In a speech to a Labour rally in Scarborough, Mr Blair praised John Prescott and the public servants he accused of being resistant to change earlier this week.
"It is because this government believes in public service, because we recognise its potential that we will always be the friends of the good and the enemy of the second rate," he said.
"But better public services don't happen just by wanting them," he said. "They need money, change, reform, modernisation, encouraging the good service, rooting out the bad service."
He added that Mr Prescott shared his vision of "a vibrant, popular, confident public service delivering to the people of this country".
Mr Blair pledged that the government would not return to the days of old Labour administrations where there was tension between ministers and grassroots members.
Later, the deputy prime minister reinforced the message that New Labour is delivering for all sections of the electorate in a speech to a miners' gala in Durham.
"To achieve that we don't need to talk right and walk left, we don't need to talk left and walk right," he said.
"We simply need to talk straight and do the right thing."
He said as the government entered its mid-term phase people needed patience and perseverance.
Heckled by miners
"Some of our policies like the National Minimum Wage have an immediate impact. Other will take time to bear fruit. Some issues are painful to deal with, but we must stick to our guns.
"The benefit of these policies is not the preserve of the family in the council estate or the man in the Volvo estate. They are for the many not the few."
Mr Prescott was jeered throughout his speech by activists who unfurled banners protesting at the treatment of the Liverpool dockers and the sale of arms to Indonesia.

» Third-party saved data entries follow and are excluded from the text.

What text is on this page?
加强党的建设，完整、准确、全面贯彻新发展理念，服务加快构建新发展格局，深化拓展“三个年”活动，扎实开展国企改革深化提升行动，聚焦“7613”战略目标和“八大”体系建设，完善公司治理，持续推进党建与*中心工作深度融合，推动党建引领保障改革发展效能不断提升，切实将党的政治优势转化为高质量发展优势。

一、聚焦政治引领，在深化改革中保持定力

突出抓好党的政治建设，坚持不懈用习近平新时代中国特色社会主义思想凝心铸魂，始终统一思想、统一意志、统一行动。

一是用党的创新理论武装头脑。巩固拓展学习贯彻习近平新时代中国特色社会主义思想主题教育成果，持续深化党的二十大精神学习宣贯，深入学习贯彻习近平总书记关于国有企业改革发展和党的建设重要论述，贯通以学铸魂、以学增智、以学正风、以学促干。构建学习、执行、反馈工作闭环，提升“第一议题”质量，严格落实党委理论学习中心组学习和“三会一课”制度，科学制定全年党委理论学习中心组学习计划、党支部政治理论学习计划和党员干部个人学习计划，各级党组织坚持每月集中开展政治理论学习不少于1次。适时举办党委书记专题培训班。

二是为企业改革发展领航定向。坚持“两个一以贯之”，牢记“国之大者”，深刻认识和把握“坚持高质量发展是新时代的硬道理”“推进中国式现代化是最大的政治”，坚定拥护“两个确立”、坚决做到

The protesters tried to shout down the deputy prime minister but were themselves jeered by the thousands who had turned up to hear Mr Prescott.
Aim to end wrangling
Reports of a rift between Mr Blair and Mr Prescott began on Tuesday when the prime minister strayed from a prepared text at a meeting with entrepreneurs to hit out at resistance to change in the public sector.
The following day Mr Prescott chose a local government conference to praise the dedication of public sector employees.
Saturday's speeches were the first in a series of addresses by senior ministers over the next few weeks, designed to spell out the government's position after two years in office and end wrangling over Old versus New Labour values.